“A vacinação é muito importante. A vacina é segura e poupa, para além da saúde das pessoas, um afluxo brutal aos centros de saúde e aos serviços de urgência dos hospitais que já estão subdimensionados mesmo para a rotina e que numa situação de pico, ficam pior”, disse hoje António Sarmento.
Em entrevista à agência Lusa, o médico que há precisamente três anos foi o primeiro português a vacinar-se contra a covid-19, um ato que disse não ter sido “heroico”, mas que sabe que “ajudou a influenciar a decisão de muitas pessoas”, mostra-se preocupado com a atual crise no Serviço Nacional de Saúde (SNS), algo que acredita que “uma melhor gestão do afluxo aos hospitais pode ajudar”.
“E para isso é muito importante a vacina: vacinem-se por favor”, repetiu.
António Sarmento, que foi diretor do serviço de infecciologia o Centro Hospitalar Universitário de São João (CHUSJ), no Porto, durante 16 anos, recebeu a 27 de dezembro de 2020 a vacina da Pfizer-BioNTech.
Aquele que foi, disse, “um dia normal”, tornou-se um marco na história da saúde em Portugal com o infecciologista a dar a cara perante a então ministra da Saúde, Marta Temido, e o atual líder da Direção-Executiva do SNS, Fernando Araújo, que era nessa data presidente do conselho de administração do CHUSJ.
“Quando ele me disse que eu ia ser o primeiro, eu pensei: ‘o primeiro do hospital?
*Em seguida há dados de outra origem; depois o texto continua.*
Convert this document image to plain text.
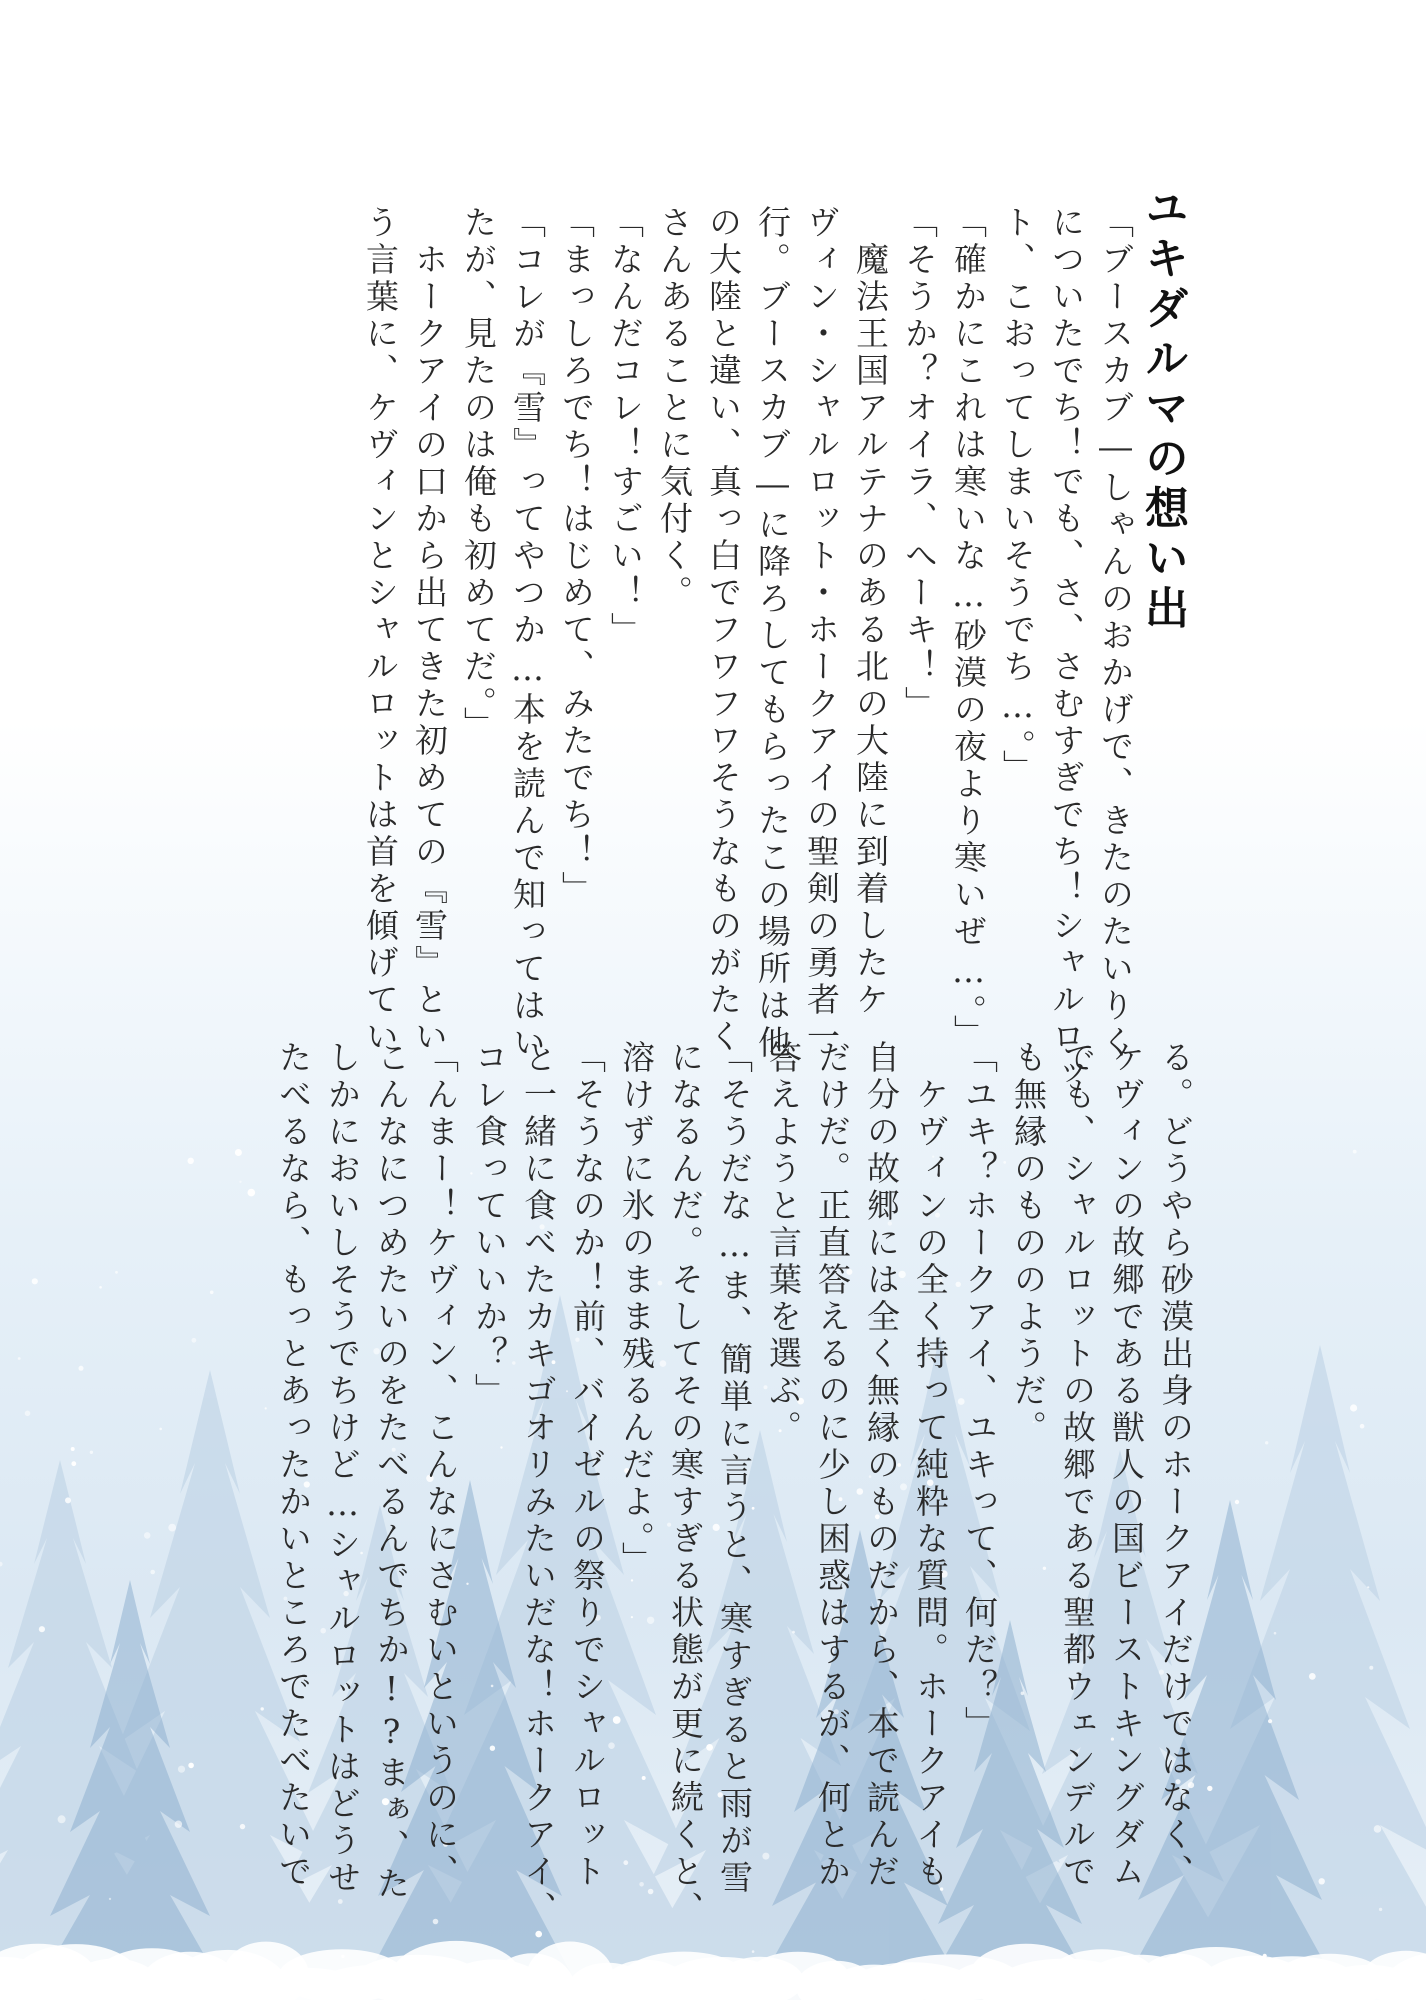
ユキダルマの想い出
「ブースカブ―しゃんのおかげで、きたのたいりく
についたでち！でも、さ、さむすぎでち！シャルロッ
ト、こおってしまいそうでち…。」
「確かにこれは寒いな…砂漠の夜より寒いぜ…。」
「そうか？オイラ、へーキ！」
　魔法王国アルテナのある北の大陸に到着したケ
ヴィン・シャルロット・ホークアイの聖剣の勇者一
行。ブースカブ―に降ろしてもらったこの場所は他
の大陸と違い、真っ白でフワフワそうなものがたく
さんあることに気付く。
「なんだコレ！すごい！」
「まっしろでち！はじめて、みたでち！」
「コレが『雪』ってやつか…本を読んで知ってはい
たが、見たのは俺も初めてだ。」
　ホークアイの口から出てきた初めての『雪』とい
う言葉に、ケヴィンとシャルロットは首を傾げてい
る。どうやら砂漠出身のホークアイだけではなく、
ケヴィンの故郷である獣人の国ビーストキングダム
でも、シャルロットの故郷である聖都ウェンデルで
も無縁のもののようだ。
「ユキ？ホークアイ、ユキって、何だ？」
　ケヴィンの全く持って純粋な質問。ホークアイも
自分の故郷には全く無縁のものだから、本で読んだ
だけだ。正直答えるのに少し困惑はするが、何とか
答えようと言葉を選ぶ。
「そうだな…ま、簡単に言うと、寒すぎると雨が雪
になるんだ。そしてその寒すぎる状態が更に続くと、
溶けずに氷のまま残るんだよ。」
「そうなのか！前、バイゼルの祭りでシャルロット
と一緒に食べたカキゴオリみたいだな！ホークアイ、
コレ食っていいか？」
「んまー！ケヴィン、こんなにさむいというのに、
こんなにつめたいのをたべるんでちか!?まぁ、た
しかにおいしそうでちけど…シャルロットはどうせ
たべるなら、もっとあったかいところでたべたいで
Ok. Faz sentido para o dar o exemplo. Quando vi aqueles jornalistas todos fiquei surpreendido. Não me sinto especial. Fiquei feliz ao receber uma vacina espantosa que ajudou muito na redução de casos”, recorda o médico que, aos 68 anos não pensa em reformar-se porque “não quer abandonar o barco”.
“Já me podia ter reformado, mas não me vou reformar a não ser quando for obrigatório porque isto [referindo-se à Saúde em Portugal] está mau e preocupa-me. Não quer dizer que eu resolva as coisas, mas aborrece-me deixar o barco nesta fase e desta maneira”, considerou.
Questionado sobre soluções, António Sarmento fez primeiro uma ressalva: “Isto vem muito de trás. O SNS foi concebido há 50 anos para uma realidade social e epidemiológica e médica que não tem nada a ver com os tempos de hoje”.
À Lusa, António Sarmento disse que o SNS “funcionou muitíssimo bem na dimensão para o qual estava projetado”, mas “ao fim de 10 anos, tinha de começar a ser adaptado porque a sociedade começou a mudar vertiginosamente”.
“Nos primeiros anos de subfinanciamento, o SNS ainda foi andando com o lanço por causa do capital humano que tinha, um capital humano cheio de energia e cheio de entusiasmo. E por causa dos equipamentos adquiridos. Mas a medicina é uma atividade eminentemente humana e reflete muito a humanidade ou desumanidade da sociedade. Esta sociedade está a tornar-se ferozmente e progressivamente individualista e a perder o sentido do bem comum. E isto afeta os políticos, os médicos, os enfermeiros, a população em geral”, analisou.
Para o médico, que atualmente é responsável pelo Centro Académico Clínico que faz a ligação entre o CHUSJ e a Faculdade de Medicina da Universidade do Porto (FMUP), onde ainda dá aulas e rege a cadeira de infecciologia, é preciso acreditar que “há soluções” e “minimizar estragos o mais rápido possível”.
António Sarmento é um dos 100 homenageados da lista de cidadãos, entidades e empresas que a Câmara do Porto vai distinguir hoje numa cerimónia na Casa da Música que contará com a presença do ministro da Saúde, Manuel Pizarro.